The U.S. National Hurricane Center said Lorena was a Category 1 storm with maximum sustained winds of 75 mph (120 kph), and its center was about 35 miles (55 kilometers) east-northeast of Loreto, Mexico. It was heading to the north at 12 mph (19 kph) on a forecast track parallel to the coast, through the Sea of Cortez.
It was expected to approach the northwestern coast of mainland Mexico late Saturday and early Sunday. A hurricane watch was in effect for mainland Mexico from Huatabampito to Puerto Libertad, the hurricane center said.
The storm brought intense rain and strong waves to Los Cabos, but minimal damage. Clouds began to clear Friday evening. Electric service was spotty in some communities.
For days, forecasts had predicted likely landfall in or a near miss with Los Cabos, but the storm took a path well east of the glitzy resort area.
On Friday, residents and tourists in Cabo San Lucas and San Jose del Cabo hunkered down in homes, shelters and hotels amid extreme weather warnings.
Police and soldiers went through low-lying, low-income neighborhoods in Los Cabos urging people to evacuate. Locals who have been through past hurricanes took no chances, pulling boats from the water and boarding up windows and doors.
Authorities in Los Cabos said 787 people had taken refuge at 18 storm shelters.
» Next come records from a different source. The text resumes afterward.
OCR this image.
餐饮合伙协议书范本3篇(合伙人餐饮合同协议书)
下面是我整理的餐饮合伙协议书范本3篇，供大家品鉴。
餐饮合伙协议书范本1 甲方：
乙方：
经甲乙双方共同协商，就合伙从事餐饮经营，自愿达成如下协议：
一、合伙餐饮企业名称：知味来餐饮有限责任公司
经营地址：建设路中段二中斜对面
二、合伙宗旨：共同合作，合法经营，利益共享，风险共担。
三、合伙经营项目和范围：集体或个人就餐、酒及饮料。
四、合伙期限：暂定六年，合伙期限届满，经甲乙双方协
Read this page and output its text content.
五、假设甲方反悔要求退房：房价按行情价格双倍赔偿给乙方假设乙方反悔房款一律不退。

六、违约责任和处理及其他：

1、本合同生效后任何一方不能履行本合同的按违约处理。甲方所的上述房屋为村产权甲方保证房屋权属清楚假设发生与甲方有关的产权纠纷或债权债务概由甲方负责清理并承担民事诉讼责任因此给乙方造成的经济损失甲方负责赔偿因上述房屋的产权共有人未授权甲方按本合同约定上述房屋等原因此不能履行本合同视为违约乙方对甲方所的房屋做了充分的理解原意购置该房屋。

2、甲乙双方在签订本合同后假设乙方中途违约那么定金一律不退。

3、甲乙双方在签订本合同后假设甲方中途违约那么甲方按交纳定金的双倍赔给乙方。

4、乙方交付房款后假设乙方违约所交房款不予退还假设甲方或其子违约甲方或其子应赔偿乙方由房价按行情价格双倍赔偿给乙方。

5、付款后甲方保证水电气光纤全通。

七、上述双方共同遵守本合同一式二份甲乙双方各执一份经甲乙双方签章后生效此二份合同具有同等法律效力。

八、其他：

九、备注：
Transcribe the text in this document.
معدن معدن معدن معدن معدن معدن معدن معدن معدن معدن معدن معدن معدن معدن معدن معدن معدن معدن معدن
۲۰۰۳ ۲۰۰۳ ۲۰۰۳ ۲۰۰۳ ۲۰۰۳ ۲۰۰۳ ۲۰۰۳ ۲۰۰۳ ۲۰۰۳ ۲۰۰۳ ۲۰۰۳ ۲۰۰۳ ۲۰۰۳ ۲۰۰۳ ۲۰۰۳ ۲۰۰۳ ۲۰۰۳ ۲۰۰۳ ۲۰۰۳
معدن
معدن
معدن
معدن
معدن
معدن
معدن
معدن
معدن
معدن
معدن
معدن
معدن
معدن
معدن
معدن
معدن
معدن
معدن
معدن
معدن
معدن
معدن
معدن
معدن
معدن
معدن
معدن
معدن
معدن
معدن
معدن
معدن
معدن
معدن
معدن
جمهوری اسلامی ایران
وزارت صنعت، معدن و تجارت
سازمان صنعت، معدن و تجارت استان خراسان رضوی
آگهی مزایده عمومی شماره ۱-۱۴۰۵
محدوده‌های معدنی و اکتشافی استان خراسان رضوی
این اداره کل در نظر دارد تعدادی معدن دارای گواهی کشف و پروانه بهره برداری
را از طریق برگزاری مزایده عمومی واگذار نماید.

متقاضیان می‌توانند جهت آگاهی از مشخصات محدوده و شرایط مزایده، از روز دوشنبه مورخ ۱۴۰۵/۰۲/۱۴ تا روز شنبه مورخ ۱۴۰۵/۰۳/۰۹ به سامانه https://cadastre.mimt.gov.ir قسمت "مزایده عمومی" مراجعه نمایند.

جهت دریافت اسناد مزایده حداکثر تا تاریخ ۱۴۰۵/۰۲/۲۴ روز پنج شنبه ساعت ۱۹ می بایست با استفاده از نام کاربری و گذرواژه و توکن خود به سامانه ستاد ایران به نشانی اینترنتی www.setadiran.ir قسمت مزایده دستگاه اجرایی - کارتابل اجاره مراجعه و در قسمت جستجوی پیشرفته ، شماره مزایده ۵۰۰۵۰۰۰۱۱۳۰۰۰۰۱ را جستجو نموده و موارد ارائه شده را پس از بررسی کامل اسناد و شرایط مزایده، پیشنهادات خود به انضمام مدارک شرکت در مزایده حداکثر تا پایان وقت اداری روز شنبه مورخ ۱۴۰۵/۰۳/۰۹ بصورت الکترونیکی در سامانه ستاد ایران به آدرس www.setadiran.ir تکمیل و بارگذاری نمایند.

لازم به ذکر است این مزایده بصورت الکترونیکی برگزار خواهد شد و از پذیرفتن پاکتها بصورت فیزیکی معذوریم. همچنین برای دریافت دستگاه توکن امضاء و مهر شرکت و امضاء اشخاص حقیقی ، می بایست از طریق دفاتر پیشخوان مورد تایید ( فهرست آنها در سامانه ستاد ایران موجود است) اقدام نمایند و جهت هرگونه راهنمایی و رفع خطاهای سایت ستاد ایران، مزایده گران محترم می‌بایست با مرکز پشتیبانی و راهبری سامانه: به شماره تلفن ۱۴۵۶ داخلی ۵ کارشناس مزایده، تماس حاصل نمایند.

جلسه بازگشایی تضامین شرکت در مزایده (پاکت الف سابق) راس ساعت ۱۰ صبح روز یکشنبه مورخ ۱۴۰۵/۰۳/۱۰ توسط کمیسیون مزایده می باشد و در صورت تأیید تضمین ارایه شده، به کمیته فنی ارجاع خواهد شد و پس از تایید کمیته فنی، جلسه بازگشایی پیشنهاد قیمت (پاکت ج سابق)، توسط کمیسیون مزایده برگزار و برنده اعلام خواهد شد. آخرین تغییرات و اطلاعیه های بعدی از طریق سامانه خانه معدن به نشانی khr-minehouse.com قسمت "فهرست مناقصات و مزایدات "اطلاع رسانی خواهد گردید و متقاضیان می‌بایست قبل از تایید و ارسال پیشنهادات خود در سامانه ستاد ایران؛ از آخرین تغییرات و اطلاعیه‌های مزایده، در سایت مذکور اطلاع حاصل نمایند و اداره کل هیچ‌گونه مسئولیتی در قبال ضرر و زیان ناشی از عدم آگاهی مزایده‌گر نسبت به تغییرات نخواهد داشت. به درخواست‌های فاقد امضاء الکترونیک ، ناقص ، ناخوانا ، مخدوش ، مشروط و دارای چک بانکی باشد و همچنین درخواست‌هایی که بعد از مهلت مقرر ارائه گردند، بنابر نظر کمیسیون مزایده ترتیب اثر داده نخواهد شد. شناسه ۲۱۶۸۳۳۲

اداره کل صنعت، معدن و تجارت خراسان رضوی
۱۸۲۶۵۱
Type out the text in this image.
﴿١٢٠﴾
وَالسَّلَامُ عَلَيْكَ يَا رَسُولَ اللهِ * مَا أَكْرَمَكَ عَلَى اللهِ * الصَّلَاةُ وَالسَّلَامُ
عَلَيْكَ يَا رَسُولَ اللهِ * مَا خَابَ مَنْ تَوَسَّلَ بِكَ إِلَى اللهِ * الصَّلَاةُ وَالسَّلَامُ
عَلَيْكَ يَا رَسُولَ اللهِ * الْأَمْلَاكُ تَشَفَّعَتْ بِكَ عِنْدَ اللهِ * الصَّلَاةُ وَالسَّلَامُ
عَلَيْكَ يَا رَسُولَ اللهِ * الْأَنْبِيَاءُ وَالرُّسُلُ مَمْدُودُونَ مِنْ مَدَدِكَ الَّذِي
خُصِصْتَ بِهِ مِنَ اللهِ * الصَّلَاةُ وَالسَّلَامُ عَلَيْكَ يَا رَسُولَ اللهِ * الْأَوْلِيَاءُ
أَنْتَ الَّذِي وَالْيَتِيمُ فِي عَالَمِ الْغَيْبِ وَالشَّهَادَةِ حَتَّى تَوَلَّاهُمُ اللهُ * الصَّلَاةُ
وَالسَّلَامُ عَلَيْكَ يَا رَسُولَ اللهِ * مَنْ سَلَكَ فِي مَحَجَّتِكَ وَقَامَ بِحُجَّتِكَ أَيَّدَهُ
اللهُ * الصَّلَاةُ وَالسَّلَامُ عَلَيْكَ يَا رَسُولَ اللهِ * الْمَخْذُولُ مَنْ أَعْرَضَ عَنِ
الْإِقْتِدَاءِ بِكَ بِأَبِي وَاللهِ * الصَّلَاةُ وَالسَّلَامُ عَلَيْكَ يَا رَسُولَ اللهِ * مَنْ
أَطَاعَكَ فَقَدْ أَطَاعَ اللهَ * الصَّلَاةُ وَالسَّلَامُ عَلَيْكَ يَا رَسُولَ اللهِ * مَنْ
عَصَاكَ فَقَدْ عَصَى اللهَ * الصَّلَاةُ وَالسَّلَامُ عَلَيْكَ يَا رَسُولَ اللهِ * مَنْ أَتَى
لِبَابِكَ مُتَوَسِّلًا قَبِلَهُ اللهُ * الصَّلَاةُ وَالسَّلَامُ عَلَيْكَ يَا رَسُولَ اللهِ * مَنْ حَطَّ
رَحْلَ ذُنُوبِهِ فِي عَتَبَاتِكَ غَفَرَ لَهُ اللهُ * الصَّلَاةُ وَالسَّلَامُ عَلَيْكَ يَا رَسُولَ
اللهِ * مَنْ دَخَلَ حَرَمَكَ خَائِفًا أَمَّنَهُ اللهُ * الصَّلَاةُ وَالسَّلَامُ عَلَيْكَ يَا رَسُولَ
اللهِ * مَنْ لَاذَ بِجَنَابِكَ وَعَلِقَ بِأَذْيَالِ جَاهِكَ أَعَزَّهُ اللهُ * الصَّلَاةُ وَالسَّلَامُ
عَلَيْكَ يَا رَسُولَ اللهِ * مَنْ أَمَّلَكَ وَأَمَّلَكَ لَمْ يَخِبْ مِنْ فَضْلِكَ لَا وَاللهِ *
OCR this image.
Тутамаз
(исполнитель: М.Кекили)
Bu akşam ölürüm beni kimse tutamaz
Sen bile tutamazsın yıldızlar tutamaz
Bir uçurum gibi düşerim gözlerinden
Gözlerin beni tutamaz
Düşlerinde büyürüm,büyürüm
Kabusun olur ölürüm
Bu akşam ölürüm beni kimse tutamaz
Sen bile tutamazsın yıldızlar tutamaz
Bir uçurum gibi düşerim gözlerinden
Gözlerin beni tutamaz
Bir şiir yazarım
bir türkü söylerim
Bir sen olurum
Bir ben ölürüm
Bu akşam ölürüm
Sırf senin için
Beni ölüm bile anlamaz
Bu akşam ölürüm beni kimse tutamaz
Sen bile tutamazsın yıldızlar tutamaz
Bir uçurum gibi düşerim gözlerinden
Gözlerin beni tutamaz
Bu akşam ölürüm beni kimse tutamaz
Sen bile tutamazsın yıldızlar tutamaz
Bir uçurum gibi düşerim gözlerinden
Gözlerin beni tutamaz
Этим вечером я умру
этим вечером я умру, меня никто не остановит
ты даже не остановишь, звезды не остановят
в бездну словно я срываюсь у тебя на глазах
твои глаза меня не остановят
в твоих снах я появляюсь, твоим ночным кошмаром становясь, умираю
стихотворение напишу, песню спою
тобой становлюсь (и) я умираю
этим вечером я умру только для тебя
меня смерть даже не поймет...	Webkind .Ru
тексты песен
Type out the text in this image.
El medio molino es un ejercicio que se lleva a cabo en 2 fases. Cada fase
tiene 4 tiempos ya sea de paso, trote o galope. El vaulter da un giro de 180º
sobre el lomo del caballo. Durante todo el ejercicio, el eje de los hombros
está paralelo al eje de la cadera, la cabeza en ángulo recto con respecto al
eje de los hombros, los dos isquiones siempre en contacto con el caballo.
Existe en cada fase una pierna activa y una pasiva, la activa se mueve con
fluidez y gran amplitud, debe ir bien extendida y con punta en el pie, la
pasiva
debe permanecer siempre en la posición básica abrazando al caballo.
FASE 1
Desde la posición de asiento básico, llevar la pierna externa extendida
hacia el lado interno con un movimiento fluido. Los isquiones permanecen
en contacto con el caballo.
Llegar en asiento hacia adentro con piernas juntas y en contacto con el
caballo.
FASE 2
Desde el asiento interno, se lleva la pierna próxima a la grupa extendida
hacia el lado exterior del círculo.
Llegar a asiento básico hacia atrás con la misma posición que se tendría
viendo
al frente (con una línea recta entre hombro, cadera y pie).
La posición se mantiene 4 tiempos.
Officials had closed the port and suspended school classes for Friday.
Lorena came onshore a day earlier as a hurricane in the western Mexican state of Colima. It flooded streets, washed out roads and touched off minor slides in 10 municipalities. Dozens of trees were downed, and power was knocked out in some areas.
Colima state Gov. José Ignacio Peralta said more than 7,400 acres (3,000 hectares) of crops such as bananas and papayas were damaged statewide, but there were no deaths or significant damage to infrastructure.
The hurricane center described Lorena on Saturday as a “small” cyclone with hurricane-force winds that extend outward up to 10 miles (20 kilometers). Nonetheless, Baja California Sur Gov. Carlos Mendoza urged residents to exercise caution.
A second cyclone, Tropical Storm Mario, was several hundred miles (kilometers) south of the southern tip of the Baja Peninsula and was expected to disperse by Monday.
In the Atlantic, meanwhile, Tropical Storm Jerry was forecast to pass “well north” of Puerto Rico and “well east” of the Bahamas on Sunday, but heavy rainfall remained possible on the northern Leeward Islands, the Virgin Islands and Puerto Rico, the hurricane center reported.
Jerry’s maximum sustained winds stood at 65 mph (100 kph) early Saturday. It was centered about 260 miles (415 kilometers) north-northeast of San Juan, Puerto Rico and was moving to the northwest at 14 mph (22 kph).